Jonathan’s Story

In 1999, Jonathan was diagnosed with Polycythaemia Vera (PV) at the age of 38 and was successfully treated. For years, his health remained stable, allowing him to continue leading an active life. However, everything changed in 2023 when Jonathan began experiencing significant weight loss, fatigue, weakness, and generally feeling unwell.
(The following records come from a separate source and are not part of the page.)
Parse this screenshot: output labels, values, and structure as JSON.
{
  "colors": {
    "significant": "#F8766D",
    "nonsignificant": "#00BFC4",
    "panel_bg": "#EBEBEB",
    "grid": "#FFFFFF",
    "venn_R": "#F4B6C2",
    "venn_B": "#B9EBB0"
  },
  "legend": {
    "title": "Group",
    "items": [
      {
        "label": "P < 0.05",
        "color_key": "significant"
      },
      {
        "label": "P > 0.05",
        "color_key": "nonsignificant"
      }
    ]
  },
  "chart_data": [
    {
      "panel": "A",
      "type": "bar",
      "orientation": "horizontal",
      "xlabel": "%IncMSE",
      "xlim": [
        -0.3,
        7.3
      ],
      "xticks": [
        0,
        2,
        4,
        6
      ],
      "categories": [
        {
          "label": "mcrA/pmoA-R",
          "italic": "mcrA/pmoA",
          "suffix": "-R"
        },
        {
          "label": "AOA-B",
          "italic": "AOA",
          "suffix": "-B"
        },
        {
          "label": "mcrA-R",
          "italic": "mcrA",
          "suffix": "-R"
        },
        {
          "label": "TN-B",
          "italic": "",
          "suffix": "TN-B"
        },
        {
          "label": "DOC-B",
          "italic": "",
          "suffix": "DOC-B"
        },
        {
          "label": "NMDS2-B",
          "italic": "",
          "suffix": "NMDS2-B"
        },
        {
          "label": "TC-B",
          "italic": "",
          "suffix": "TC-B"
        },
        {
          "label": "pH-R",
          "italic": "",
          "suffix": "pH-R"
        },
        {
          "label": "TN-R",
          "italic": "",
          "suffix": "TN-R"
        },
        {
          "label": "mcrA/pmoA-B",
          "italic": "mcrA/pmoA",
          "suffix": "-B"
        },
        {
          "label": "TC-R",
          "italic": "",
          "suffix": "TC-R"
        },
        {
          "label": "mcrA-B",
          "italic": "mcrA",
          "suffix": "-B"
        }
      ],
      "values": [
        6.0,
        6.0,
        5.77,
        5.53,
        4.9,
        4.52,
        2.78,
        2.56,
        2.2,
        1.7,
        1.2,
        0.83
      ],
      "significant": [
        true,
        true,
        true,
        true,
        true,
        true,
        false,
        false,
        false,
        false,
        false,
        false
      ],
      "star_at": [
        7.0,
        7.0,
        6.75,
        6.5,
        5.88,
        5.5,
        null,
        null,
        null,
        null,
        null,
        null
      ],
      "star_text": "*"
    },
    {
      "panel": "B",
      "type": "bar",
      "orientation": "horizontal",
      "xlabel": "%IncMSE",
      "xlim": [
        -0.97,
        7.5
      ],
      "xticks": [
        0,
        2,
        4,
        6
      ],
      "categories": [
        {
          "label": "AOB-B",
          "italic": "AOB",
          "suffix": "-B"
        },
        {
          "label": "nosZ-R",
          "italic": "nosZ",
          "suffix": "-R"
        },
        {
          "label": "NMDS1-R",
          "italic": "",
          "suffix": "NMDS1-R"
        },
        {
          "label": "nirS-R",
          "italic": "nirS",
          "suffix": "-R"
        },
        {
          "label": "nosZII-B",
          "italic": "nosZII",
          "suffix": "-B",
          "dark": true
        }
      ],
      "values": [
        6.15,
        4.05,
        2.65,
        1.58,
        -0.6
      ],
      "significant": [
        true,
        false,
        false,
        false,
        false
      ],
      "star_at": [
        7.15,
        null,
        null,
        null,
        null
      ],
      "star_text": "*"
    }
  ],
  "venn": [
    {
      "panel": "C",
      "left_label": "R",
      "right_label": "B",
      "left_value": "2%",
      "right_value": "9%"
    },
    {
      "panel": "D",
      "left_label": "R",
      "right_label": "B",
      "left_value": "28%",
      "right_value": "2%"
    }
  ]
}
After visiting his GP, Jonathan visited his GP and consulted with the haematology team at Llandough Hospital, who treated his PV, where further tests, including blood work, a CT scan, and a bone marrow biopsy, revealed the news—his PV had progressed to Myelofibrosis, a rare and serious condition that affects the bone marrow. Jonathan’s disease was categorised as intermediate risk group 1, and beside the other symptoms he was in considerable discomfort from an enlarged spleen pressing on other organs.

Despite the severity of his condition, Jonathan’s age and stage of the disease meant that he didn’t qualify for any standard treatments. “If I had been just two years older, I would have qualified for the standard treatment. But instead, my only option was a clinical trial,” Jonathan explains. At first, he was unsure about clinical trials and felt forced into it due to the lack of alternatives. However, in retrospect, he is incredibly thankful for the opportunity.

In August 2023, Jonathan was recruited to the FEDORA Clinical Trial at the University Hospital of Wales Cardiff, a TAP-funded centre. The trial involved a daily medication called Fedratinib, combined with bi-weekly injections of Ropeginterferon, which gradually increased in dosage over time. The trial’s potential benefits made it his best shot at recovery.

“I feel 100% better than I did before,” Jonathan says, describing the dramatic improvement in his health. “My spleen has shrunk, I’ve gained back the weight I lost, and the fatigue is practically gone. I’m feeling better than I’ve felt for some time.”

Before joining the clinical trial, Jonathan had been sceptical about its potential. However, his experience has completely changed his outlook. “I felt forced into it, but looking back, I realise how lucky I am to be on this trial. It’s given me a second chance at life,” he reflects.

Jonathan’s treatment regimen includes regular check-ups, blood tests and ultrasounds and bone marrow biopsies every six months. His most recent bone marrow biopsy showed no progression of the disease, a relief for him. “In my most recent biopsy, they found no progression, which is the best news I could have asked for,” he says.

Jonathan has been astounded by the care and support he’s received throughout his clinical trial journey. “The team at UHW Cardiff has been amazing. The care has been incredible, and being part of a trial like this has given me hope. Without clinical trials, there’s no progress. There are no new treatments, and without them, people like me wouldn’t have a chance.”

Looking forward, Jonathan feels stronger and more hopeful about the future. His experience with the FEDORA Clinical Trial has not only transformed his health but also given him a renewed perspective on the crucial role clinical trials play in advancing treatment options for those facing life-threatening conditions.